The subjective truth is, however, 100% a reason for conflicts. And leads to disagreements. What’s interesting here, we need arguments for both subjective and objective truth: “Jets are better than Patriots because…”
Arguments Simply Don’t Work
However, arguments don’t work. They don’t work in negotiating and neither do they work in relationships. The only place they work is science.
A strictly scientific approach states that as soon as a single counterargument appears against even a vast number of arguments, we must reconsider the entire theory. Outside of science, in interpersonal communication, we know that there is at least one counterargument for every argument.
By having speculations, we negotiate with ourselves. Instead of knowing something for sure or being open to finding out more, we get stuck with our speculation. And we’re wasting our energy on searching for reassurance that our speculation is right.
Our friends and family are then either allies or opponents. And we head to the bottom of conflict escalation: war, divorce, or court.
The best way to prevent this is with tactical empathy. It works the same as negotiating. Even here, it’s necessary to ask open questions. Questions that cannot be answered with YES or NO, but which give the other person more space. Then the hardest part comes - we have to stay quiet and listen actively.

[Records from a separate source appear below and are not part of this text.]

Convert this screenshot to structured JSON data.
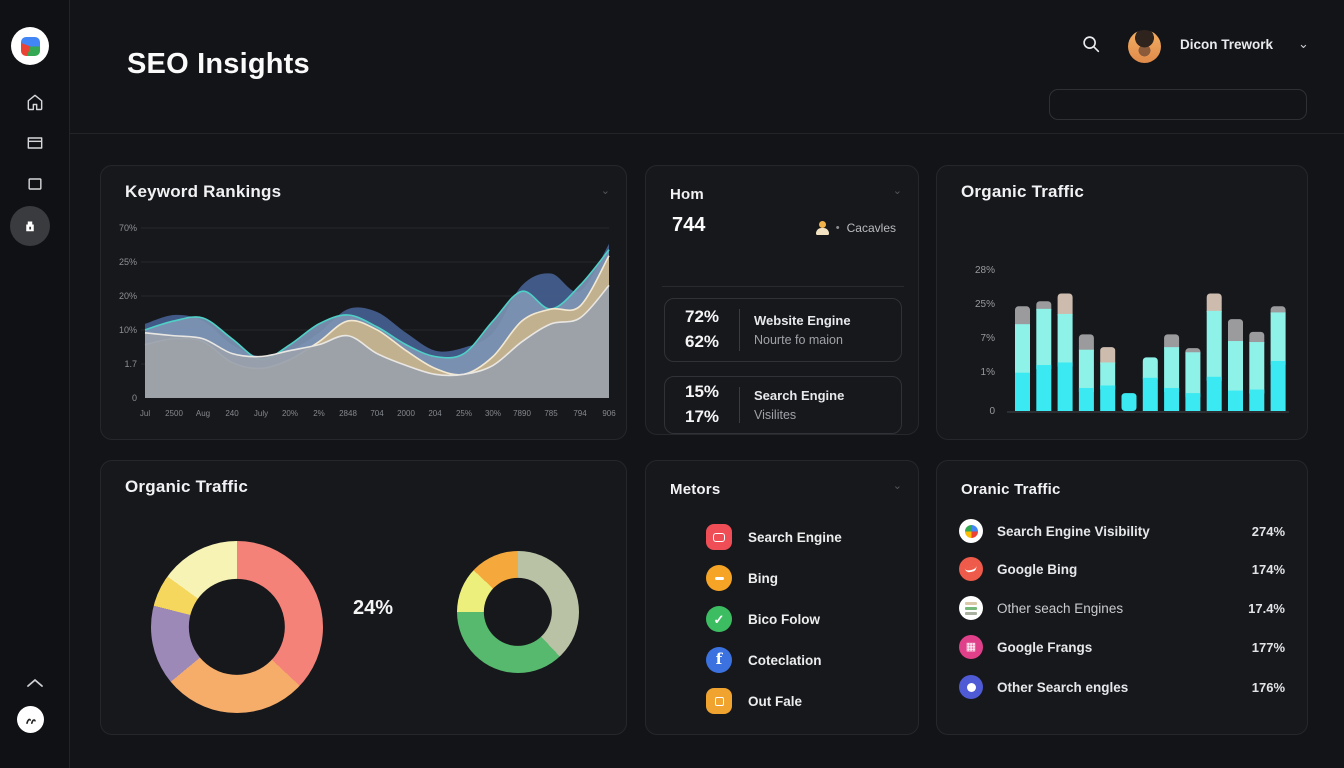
{
  "app": {
    "title": "SEO Insights"
  },
  "header": {
    "user_name": "Dicon Trework",
    "search_value": "",
    "search_placeholder": ""
  },
  "sidebar": {
    "items": [
      "home",
      "reports",
      "pages",
      "dashboard"
    ],
    "active_item": "dashboard"
  },
  "cards": {
    "keyword_rankings": {
      "title": "Keyword Rankings"
    },
    "hom": {
      "title": "Hom",
      "value": "744",
      "meta": "Cacavles",
      "stats": [
        {
          "p1": "72%",
          "p2": "62%",
          "l1": "Website Engine",
          "l2": "Nourte fo maion"
        },
        {
          "p1": "15%",
          "p2": "17%",
          "l1": "Search Engine",
          "l2": "Visilites"
        }
      ]
    },
    "organic_bar": {
      "title": "Organic Traffic"
    },
    "organic_donut": {
      "title": "Organic Traffic",
      "label": "24%"
    },
    "metors": {
      "title": "Metors",
      "items": [
        {
          "label": "Search Engine",
          "icon": "video-icon",
          "color": "#ef4e57",
          "shape": "rounded-square"
        },
        {
          "label": "Bing",
          "icon": "dash-icon",
          "color": "#f6a426",
          "shape": "circle"
        },
        {
          "label": "Bico Folow",
          "icon": "check-icon",
          "color": "#3dbd62",
          "shape": "circle"
        },
        {
          "label": "Coteclation",
          "icon": "facebook-icon",
          "color": "#3b72e0",
          "shape": "circle"
        },
        {
          "label": "Out Fale",
          "icon": "square-icon",
          "color": "#f0a32f",
          "shape": "rounded-square"
        }
      ]
    },
    "organic_list": {
      "title": "Oranic Traffic",
      "rows": [
        {
          "label": "Search Engine Visibility",
          "value": "274%",
          "icon": "google-pie-icon",
          "color": "#ffffff"
        },
        {
          "label": "Google Bing",
          "value": "174%",
          "icon": "swoosh-icon",
          "color": "#ef5b4a"
        },
        {
          "label": "Other seach Engines",
          "value": "17.4%",
          "icon": "stripes-icon",
          "color": "#ffffff"
        },
        {
          "label": "Google Frangs",
          "value": "177%",
          "icon": "grid-icon",
          "color": "#e0408a"
        },
        {
          "label": "Other Search engles",
          "value": "176%",
          "icon": "dot-icon",
          "color": "#4f5bd5"
        }
      ]
    }
  },
  "chart_data": [
    {
      "type": "area",
      "title": "Keyword Rankings",
      "x_labels": [
        "Jul",
        "2500",
        "Aug",
        "240",
        "July",
        "20%",
        "2%",
        "2848",
        "704",
        "2000",
        "204",
        "25%",
        "30%",
        "7890",
        "785",
        "794",
        "906"
      ],
      "y_labels": [
        "70%",
        "25%",
        "20%",
        "10%",
        "1.7",
        "0"
      ],
      "ylim": [
        0,
        75
      ],
      "grid": true,
      "series": [
        {
          "name": "dark-blue",
          "color": "#45608F",
          "stroke": null,
          "values": [
            25,
            28,
            26,
            18,
            14,
            16,
            22,
            30,
            29,
            22,
            16,
            17,
            22,
            38,
            42,
            36,
            52
          ]
        },
        {
          "name": "slate-blue",
          "color": "#7E95B5",
          "stroke": "#4FD0C7",
          "values": [
            23,
            26,
            27,
            20,
            13,
            18,
            25,
            28,
            24,
            18,
            14,
            15,
            26,
            36,
            30,
            38,
            50
          ]
        },
        {
          "name": "tan",
          "color": "#C9B48C",
          "stroke": "#F3E9D2",
          "values": [
            18,
            20,
            19,
            12,
            10,
            13,
            19,
            26,
            23,
            16,
            10,
            8,
            14,
            26,
            30,
            31,
            48
          ]
        },
        {
          "name": "gray",
          "color": "#9AA1AB",
          "stroke": "#E9E7E3",
          "values": [
            22,
            21,
            20,
            15,
            14,
            16,
            18,
            21,
            15,
            11,
            8,
            8,
            11,
            19,
            25,
            27,
            38
          ]
        }
      ]
    },
    {
      "type": "bar",
      "title": "Organic Traffic",
      "y_labels": [
        "28%",
        "25%",
        "7%",
        "1%",
        "0"
      ],
      "ylim": [
        0,
        28
      ],
      "segment_colors": {
        "bottom": "#3BE9F2",
        "middle": "#8EF2E9",
        "gray_cap": "#9B9B9D",
        "tan_cap": "#CDBCAE"
      },
      "bars": [
        {
          "bottom": 7.5,
          "middle": 9.5,
          "cap": 3.5,
          "cap_type": "gray"
        },
        {
          "bottom": 9.0,
          "middle": 11.0,
          "cap": 1.5,
          "cap_type": "gray"
        },
        {
          "bottom": 9.5,
          "middle": 9.5,
          "cap": 4.0,
          "cap_type": "tan"
        },
        {
          "bottom": 4.5,
          "middle": 7.5,
          "cap": 3.0,
          "cap_type": "gray"
        },
        {
          "bottom": 5.0,
          "middle": 4.5,
          "cap": 3.0,
          "cap_type": "tan"
        },
        {
          "bottom": 3.5,
          "middle": 0,
          "cap": 0,
          "cap_type": null
        },
        {
          "bottom": 6.5,
          "middle": 4.0,
          "cap": 0,
          "cap_type": null
        },
        {
          "bottom": 4.5,
          "middle": 8.0,
          "cap": 2.5,
          "cap_type": "gray"
        },
        {
          "bottom": 3.5,
          "middle": 8.0,
          "cap": 0.8,
          "cap_type": "gray"
        },
        {
          "bottom": 6.7,
          "middle": 12.9,
          "cap": 3.4,
          "cap_type": "tan"
        },
        {
          "bottom": 4.0,
          "middle": 9.7,
          "cap": 4.3,
          "cap_type": "gray"
        },
        {
          "bottom": 4.2,
          "middle": 9.3,
          "cap": 2.0,
          "cap_type": "gray"
        },
        {
          "bottom": 9.8,
          "middle": 9.5,
          "cap": 1.2,
          "cap_type": "gray"
        }
      ]
    },
    {
      "type": "pie",
      "name": "organic-traffic-donut-large",
      "label": "24%",
      "slices": [
        {
          "color": "#F58278",
          "value": 37
        },
        {
          "color": "#F6AD6A",
          "value": 27
        },
        {
          "color": "#9C89B8",
          "value": 15
        },
        {
          "color": "#F6D75E",
          "value": 6
        },
        {
          "color": "#F7F3B5",
          "value": 15
        }
      ]
    },
    {
      "type": "pie",
      "name": "organic-traffic-donut-small",
      "slices": [
        {
          "color": "#B9C2A4",
          "value": 38
        },
        {
          "color": "#56B96D",
          "value": 37
        },
        {
          "color": "#EDEF7D",
          "value": 12
        },
        {
          "color": "#F5A93D",
          "value": 13
        }
      ]
    }
  ]
}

If we’re successful at this, we can start building assumptions that we then find either truths or lies.
A big advantage of open questions and active listening? The other party gives us lots of information we can then work with. The majority of people like to talk. Steer the monologue the course that is advantageous for you and you’ll be where you want to be.
Highway to Hell
Speculations are dangerous because they make us believe they’re true. We see only what we want to see. And if we’re, on top of that, afraid to ask questions, we are on a highway to hell.
We make decisions based on emotions, not reality and facts.
There’s a tendency to see through one’s own lenses. What a paradox. Each of us thinks we’re more than others. Self-serving bias is what we’re talking about right now.
Yet, we feel the need to evaluate others based on our values. Our approach and experiences. Simply put, based on our view of the world.
And while assumptions push science forward, speculations are the source of great human conflicts and tragedies.
I might not answer all of your questions about how to save your business or solve a big conflict with this one. But I hope I, at least, gave you something you can start working with.
After coming home, try to ask your partner an open question. For example, “What was the most interesting thing you came across today?” And then, just listen. You’ll notice the difference.